La stéatose hépatique non alcoolique est la maladie du foie la plus répandue dans le monde. La ligne directrice S2k allemande, mise à jour en 2022, recommande de dépister les patients à risque. L’algorithme de dépistage proposé prévoit l’évaluation de la fibrose et la détection de la stéatose comme éléments principaux et est largement en accord avec les recommandations de l’EASL. Les principaux piliers du traitement sont la modification du mode de vie et le contrôle des comorbidités.

La stéatose hépatique non alcoolique est l’une des principales causes de complications et de décès liés au foie. Un taux de fibrose élevé est associé à un risque accru de complications. Une régression du remodelage cirrhotique est possible [1]. Une étude publiée en 2022 a montré qu’une amélioration de la fibrose hépatique pouvait réduire le risque de complications par 10 (HR, 0,08 ; IC à 95% : 0,02-0,32) [2]. L’algorithme de dépistage de la NAFLD proposé pour le setting des soins primaires (Fig. 1) comprend des scores tels que le quotient AST/ALT ou le FIB-4 [3]. Les patients qui présentent un ou plusieurs facteurs de risque de fibrose avancée doivent être dépistés : Âge >45-55 ans, diabète de type 2 (DT2), syndrome métabolique, obésité (IMC >30 kg/m²), hypertension artérielle [2,3]. Le DT2 et l’obésité sont des facteurs de risque indépendants pour le développement d’une fibrose liée à la NASH [4]. Chez les patients suspects de NAFLD, l’échographie transabdominale est la première méthode d’imagerie utilisée pour le dépistage.

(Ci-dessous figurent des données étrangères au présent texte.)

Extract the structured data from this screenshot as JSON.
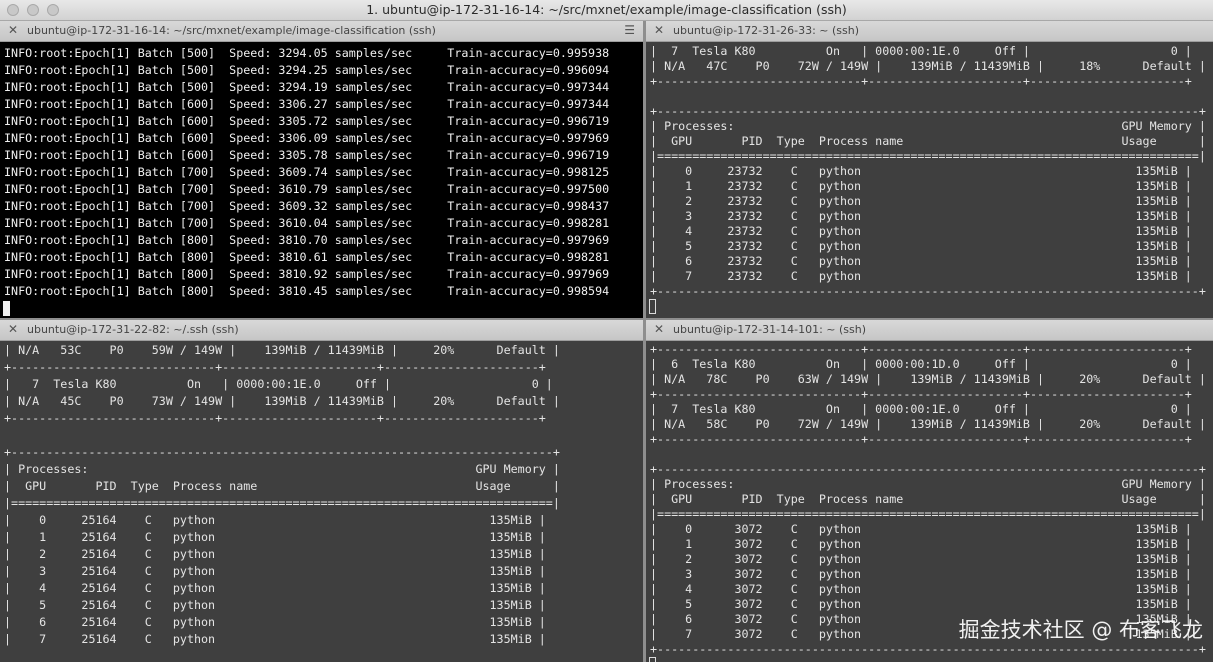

En fonction du stade de fibrose, les patients atteints de NAFLD ont une mortalité liée au foie et une mortalité totale plus élevées que les témoins sains [5,6]. Les causes de décès cardiovasculaires sont les plus fréquentes [7,8].

Dans une analyse rétrospective de 619 patients atteints de NAFLD sur la période 1975-2005, avec un suivi médian de 12,6 ans, les maladies cardiovasculaires étaient la principale cause de décès (38%), suivies par les tumeurs non hépatiques (19%) et les complications de la cirrhose (8%) [9]. Des données similaires proviennent de deux études prospectives menées en Suède avec un suivi allant jusqu’à 33 ans : causes de décès cardiovasculaires 43% et 48%, tumeurs non hépatiques 23% et 22% et mortalité liée au foie 9% et 10% [10,11].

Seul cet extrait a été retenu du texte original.